Freshman biology student Kimberly Acevedo of Brewster, NY, has been accepted into a prestigious 10-week summer program at Clemson University for students who are exploring a career in biological research. Acevedo is one of just ten students accepted into Clemson University’s National Science Foundation REU (Research Experiences for Undergraduates) Program.  There were more than 300 applicants. 

Acevedo hopes that the intensive research program at the South Carolina school will help her decide on a career path. “I’m not sure whether I want to go to medical school or if I want to do research so I figured having a summer internship for research at Clemson University will help me determine if I want to do research or not,” she said.

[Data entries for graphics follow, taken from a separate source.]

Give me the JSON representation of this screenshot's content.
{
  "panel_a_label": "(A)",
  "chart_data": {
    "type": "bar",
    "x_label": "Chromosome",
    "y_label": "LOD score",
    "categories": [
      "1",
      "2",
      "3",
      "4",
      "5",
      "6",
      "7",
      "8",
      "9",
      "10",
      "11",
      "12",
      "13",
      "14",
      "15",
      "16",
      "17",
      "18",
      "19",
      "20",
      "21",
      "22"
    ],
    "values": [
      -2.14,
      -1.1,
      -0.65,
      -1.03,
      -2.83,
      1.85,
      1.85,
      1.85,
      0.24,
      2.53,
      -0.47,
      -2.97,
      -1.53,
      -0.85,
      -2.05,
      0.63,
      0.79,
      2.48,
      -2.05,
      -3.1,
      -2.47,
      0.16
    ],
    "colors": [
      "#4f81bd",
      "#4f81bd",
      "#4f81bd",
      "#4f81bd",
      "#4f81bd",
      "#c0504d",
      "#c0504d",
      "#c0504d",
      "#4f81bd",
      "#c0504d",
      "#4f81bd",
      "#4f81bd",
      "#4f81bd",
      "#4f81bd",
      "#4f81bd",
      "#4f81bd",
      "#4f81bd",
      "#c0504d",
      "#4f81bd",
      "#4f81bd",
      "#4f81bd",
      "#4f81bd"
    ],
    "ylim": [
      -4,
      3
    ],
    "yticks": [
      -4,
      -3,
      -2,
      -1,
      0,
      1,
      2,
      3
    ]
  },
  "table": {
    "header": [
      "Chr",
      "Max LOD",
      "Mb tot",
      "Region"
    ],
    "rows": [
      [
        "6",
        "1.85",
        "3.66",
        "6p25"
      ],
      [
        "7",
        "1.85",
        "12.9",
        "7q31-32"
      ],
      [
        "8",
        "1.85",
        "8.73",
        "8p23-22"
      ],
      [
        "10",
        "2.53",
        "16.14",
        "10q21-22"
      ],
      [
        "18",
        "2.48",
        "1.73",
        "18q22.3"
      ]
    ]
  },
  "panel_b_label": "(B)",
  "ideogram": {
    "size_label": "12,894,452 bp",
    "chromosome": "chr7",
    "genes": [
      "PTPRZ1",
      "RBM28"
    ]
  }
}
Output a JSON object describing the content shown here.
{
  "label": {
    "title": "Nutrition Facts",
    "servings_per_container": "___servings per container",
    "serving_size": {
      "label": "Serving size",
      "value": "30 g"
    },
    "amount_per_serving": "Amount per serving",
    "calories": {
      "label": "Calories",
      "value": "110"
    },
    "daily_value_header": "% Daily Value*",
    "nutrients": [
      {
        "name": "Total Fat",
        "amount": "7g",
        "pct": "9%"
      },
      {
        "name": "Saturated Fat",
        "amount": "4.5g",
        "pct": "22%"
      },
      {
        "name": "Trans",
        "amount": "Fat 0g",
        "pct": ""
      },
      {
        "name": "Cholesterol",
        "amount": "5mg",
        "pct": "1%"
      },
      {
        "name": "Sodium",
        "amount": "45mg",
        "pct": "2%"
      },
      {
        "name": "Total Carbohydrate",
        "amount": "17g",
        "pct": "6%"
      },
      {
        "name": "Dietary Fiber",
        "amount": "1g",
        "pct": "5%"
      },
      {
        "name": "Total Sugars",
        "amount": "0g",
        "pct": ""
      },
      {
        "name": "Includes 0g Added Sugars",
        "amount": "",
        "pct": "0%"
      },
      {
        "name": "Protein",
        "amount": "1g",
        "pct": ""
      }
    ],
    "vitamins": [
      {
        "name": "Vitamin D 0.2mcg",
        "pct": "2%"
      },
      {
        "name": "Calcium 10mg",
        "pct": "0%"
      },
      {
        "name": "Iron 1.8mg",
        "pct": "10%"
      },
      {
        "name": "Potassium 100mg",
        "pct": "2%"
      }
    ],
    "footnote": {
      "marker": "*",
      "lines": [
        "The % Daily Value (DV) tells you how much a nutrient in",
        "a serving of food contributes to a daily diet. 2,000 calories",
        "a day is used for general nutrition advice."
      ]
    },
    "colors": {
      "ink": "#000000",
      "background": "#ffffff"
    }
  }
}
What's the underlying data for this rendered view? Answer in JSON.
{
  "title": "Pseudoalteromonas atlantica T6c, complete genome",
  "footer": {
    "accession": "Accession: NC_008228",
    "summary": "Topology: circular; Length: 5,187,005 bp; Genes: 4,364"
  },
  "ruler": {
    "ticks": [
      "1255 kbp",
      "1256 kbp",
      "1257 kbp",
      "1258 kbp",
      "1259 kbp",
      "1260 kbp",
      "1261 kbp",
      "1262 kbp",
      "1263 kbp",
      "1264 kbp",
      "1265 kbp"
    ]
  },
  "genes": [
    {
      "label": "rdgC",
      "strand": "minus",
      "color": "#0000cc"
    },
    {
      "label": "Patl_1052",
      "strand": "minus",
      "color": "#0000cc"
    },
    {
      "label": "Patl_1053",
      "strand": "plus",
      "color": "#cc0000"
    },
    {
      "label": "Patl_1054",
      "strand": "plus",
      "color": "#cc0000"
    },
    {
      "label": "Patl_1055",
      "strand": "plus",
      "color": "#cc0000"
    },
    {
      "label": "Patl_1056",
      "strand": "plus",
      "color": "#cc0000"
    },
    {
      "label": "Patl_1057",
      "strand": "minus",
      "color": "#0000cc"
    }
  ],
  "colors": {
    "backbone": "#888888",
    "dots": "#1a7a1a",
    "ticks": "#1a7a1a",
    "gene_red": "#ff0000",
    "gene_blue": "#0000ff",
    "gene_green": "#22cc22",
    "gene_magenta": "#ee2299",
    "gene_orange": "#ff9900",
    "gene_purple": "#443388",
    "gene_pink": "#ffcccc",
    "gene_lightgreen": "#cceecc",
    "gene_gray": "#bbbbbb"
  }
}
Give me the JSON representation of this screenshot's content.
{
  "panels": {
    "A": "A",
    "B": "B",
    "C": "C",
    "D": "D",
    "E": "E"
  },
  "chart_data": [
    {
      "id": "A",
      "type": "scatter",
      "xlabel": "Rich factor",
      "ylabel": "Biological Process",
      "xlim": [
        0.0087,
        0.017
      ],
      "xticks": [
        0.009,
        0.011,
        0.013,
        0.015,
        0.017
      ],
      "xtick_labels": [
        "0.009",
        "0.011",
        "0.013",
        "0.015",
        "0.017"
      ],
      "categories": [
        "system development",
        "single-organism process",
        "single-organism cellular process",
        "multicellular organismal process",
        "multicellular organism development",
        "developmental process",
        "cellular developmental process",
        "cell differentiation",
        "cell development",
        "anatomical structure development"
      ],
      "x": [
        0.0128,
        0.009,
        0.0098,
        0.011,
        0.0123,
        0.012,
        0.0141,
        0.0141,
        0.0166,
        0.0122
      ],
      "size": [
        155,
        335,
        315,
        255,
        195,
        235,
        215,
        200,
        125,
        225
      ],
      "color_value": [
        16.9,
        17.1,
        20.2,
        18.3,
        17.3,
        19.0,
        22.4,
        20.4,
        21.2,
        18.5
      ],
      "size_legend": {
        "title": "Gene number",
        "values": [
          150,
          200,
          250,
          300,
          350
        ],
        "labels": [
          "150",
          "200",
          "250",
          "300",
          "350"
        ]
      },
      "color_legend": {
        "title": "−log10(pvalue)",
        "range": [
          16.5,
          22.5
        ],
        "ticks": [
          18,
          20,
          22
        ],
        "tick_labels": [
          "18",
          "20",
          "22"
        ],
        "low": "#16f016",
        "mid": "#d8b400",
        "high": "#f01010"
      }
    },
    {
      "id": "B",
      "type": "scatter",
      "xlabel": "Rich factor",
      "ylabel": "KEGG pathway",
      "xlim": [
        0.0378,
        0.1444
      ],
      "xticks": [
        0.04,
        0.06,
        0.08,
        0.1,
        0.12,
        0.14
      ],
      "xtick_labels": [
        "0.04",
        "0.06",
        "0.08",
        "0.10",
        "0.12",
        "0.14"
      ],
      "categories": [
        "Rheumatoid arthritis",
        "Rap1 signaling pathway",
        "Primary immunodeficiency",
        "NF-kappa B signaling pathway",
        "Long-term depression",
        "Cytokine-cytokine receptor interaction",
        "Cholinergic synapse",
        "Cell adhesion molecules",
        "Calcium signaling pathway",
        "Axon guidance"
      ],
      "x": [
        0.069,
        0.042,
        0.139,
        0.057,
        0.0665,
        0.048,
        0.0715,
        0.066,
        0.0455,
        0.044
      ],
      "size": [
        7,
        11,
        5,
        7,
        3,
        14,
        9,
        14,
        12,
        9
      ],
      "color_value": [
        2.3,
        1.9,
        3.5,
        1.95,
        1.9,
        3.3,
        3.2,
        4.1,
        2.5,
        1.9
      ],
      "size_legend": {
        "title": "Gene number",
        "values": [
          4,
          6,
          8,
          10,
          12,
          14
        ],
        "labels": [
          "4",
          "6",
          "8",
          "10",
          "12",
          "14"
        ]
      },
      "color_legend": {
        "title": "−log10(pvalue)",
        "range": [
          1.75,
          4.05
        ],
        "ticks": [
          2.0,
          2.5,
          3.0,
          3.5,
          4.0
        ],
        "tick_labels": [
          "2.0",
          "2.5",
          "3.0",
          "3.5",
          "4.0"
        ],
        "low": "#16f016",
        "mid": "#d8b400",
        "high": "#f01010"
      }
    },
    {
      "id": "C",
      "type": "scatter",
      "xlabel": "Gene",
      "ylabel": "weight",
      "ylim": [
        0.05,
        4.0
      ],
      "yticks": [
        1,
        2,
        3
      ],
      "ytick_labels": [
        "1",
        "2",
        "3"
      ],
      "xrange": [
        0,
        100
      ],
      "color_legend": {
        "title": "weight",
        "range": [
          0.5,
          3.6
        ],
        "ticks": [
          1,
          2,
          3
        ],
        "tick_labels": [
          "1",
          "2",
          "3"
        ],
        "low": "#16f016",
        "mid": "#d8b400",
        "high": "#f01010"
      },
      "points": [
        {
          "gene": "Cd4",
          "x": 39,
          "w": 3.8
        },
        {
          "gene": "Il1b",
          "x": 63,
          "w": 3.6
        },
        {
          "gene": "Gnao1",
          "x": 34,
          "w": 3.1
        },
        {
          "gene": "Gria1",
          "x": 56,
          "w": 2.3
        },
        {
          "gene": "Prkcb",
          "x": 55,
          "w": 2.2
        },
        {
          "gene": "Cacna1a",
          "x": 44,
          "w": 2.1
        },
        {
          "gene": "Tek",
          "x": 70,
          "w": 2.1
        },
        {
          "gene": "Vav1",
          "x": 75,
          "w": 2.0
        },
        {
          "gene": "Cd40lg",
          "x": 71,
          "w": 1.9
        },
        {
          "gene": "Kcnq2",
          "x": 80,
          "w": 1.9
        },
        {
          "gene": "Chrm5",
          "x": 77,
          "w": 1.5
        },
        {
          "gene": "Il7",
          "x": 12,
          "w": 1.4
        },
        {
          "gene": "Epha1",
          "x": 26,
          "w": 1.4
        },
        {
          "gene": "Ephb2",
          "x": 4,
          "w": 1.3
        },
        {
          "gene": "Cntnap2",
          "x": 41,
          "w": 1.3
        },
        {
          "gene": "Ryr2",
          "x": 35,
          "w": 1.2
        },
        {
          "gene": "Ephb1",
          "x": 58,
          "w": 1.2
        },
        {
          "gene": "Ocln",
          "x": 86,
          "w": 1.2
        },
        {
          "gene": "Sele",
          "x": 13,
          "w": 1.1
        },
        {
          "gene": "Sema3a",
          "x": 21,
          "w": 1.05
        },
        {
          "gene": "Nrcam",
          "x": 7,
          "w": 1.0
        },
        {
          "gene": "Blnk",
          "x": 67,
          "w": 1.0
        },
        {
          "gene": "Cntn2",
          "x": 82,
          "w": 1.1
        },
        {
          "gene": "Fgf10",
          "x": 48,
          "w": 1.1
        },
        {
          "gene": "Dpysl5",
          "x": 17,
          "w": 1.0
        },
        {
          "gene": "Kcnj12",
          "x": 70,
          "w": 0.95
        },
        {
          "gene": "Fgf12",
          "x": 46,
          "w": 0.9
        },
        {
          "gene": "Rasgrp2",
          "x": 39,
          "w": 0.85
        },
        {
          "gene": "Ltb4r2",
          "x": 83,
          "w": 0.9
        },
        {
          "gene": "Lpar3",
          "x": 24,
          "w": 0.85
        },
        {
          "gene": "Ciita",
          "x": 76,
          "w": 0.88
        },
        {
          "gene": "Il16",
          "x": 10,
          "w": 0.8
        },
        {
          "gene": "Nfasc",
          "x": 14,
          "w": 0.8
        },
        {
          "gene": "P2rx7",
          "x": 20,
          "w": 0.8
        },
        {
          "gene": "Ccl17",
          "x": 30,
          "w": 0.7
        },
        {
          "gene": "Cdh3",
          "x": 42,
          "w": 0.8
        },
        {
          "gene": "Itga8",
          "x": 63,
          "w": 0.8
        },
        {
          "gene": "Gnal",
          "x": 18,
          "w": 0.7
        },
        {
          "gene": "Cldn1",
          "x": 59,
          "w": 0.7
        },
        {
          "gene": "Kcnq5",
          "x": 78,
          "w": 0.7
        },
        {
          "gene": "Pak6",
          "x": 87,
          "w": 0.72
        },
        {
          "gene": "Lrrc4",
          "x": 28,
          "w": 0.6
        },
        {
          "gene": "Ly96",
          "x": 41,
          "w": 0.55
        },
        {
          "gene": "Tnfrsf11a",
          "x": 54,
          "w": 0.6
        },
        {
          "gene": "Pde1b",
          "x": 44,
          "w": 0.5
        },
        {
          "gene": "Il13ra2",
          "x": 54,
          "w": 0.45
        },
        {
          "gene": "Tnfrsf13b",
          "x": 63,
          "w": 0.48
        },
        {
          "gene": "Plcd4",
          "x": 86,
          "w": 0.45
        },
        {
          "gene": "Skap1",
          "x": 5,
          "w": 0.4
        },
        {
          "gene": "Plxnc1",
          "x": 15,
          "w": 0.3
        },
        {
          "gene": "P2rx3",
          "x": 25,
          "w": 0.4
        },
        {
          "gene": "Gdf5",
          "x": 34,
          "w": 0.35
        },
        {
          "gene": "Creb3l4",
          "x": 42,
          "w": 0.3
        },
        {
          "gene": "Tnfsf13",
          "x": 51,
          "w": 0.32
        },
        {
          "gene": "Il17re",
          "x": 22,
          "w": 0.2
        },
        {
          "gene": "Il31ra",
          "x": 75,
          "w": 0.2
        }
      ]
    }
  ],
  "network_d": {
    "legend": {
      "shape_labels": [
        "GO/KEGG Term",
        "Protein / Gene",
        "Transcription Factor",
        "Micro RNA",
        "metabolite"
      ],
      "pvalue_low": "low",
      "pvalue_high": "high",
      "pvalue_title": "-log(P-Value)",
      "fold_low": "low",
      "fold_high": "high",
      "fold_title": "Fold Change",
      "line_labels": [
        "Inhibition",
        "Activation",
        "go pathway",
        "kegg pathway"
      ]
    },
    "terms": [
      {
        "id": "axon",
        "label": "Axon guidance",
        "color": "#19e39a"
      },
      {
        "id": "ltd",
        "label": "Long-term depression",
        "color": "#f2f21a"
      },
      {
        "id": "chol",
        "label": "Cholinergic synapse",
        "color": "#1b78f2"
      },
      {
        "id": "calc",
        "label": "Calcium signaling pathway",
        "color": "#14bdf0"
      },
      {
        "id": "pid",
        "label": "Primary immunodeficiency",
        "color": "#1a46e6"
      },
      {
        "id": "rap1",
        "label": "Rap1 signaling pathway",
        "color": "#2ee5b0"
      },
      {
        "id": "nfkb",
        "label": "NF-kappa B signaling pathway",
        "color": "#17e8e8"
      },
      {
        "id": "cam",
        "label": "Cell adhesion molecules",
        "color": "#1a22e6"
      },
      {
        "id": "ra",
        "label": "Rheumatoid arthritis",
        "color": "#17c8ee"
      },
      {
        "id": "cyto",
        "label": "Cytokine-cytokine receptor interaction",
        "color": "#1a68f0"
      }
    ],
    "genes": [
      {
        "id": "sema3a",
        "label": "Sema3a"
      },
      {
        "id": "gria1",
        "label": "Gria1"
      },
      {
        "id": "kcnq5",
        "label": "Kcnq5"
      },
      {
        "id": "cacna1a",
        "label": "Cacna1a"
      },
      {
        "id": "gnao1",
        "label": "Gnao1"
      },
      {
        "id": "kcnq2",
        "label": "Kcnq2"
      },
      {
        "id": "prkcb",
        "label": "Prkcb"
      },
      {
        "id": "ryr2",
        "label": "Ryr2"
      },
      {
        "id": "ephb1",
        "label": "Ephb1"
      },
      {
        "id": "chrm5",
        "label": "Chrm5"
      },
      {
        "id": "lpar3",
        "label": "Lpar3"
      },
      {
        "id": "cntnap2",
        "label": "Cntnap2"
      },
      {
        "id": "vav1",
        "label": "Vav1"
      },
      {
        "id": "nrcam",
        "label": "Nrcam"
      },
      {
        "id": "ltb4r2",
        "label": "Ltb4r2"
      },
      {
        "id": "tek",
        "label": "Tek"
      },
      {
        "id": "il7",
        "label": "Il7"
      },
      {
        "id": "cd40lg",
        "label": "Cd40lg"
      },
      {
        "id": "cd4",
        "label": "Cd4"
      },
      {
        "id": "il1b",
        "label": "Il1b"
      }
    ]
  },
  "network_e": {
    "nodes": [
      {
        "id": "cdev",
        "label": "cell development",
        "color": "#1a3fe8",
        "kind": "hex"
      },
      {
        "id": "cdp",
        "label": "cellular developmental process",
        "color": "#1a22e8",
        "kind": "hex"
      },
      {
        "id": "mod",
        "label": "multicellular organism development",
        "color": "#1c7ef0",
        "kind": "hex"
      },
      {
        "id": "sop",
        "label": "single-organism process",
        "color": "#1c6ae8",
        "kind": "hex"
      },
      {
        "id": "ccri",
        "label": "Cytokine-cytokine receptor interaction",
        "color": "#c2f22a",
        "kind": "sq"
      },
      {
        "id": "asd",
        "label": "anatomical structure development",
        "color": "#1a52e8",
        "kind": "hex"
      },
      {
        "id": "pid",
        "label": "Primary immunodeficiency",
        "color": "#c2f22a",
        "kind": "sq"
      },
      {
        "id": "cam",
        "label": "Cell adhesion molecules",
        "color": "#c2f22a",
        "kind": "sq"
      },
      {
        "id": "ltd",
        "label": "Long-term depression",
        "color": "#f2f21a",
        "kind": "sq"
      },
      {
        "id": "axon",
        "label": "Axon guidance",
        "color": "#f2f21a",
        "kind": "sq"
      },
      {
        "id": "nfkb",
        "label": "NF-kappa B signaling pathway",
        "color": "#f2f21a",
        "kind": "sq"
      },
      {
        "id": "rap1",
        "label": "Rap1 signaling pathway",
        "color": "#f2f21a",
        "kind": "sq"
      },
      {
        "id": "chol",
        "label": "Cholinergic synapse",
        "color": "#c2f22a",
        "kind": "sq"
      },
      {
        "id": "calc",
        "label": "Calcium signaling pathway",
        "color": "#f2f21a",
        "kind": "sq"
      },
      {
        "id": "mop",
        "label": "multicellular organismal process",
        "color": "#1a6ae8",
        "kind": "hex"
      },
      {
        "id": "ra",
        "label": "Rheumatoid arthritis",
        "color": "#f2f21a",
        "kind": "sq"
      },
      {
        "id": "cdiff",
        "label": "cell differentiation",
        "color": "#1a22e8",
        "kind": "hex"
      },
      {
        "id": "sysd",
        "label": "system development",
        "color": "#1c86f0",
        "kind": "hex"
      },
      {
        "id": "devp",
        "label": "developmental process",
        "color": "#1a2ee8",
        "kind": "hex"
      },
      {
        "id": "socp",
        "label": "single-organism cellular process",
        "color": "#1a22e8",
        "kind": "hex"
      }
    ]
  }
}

The summer program is called, From Genomes to Phenomes – Exploring Function Across Scales. “The REU that Kim will participate in will provide her with experience not afforded to many freshmen,” said Bernadette Connors, Ph.D., Associate Professor of Biology. “She will have an opportunity to work with Clemson researchers on a significant and meaningful ecological project.  The work she completes this summer will enhance her opportunities post-graduation, and give her insight into the multiple career paths that an education in biology can provide.”

Some of the highlights of the program include:

  • Individual mentored research from faculty members
  • Field trips, as well as workshops on scientific writing, giving presentations, and applying for both graduate school and fellowships
  • A $5,250 stipend, free room and board at the college, and travel costs up to $500

The program runs from May 22 – July 29, 2016.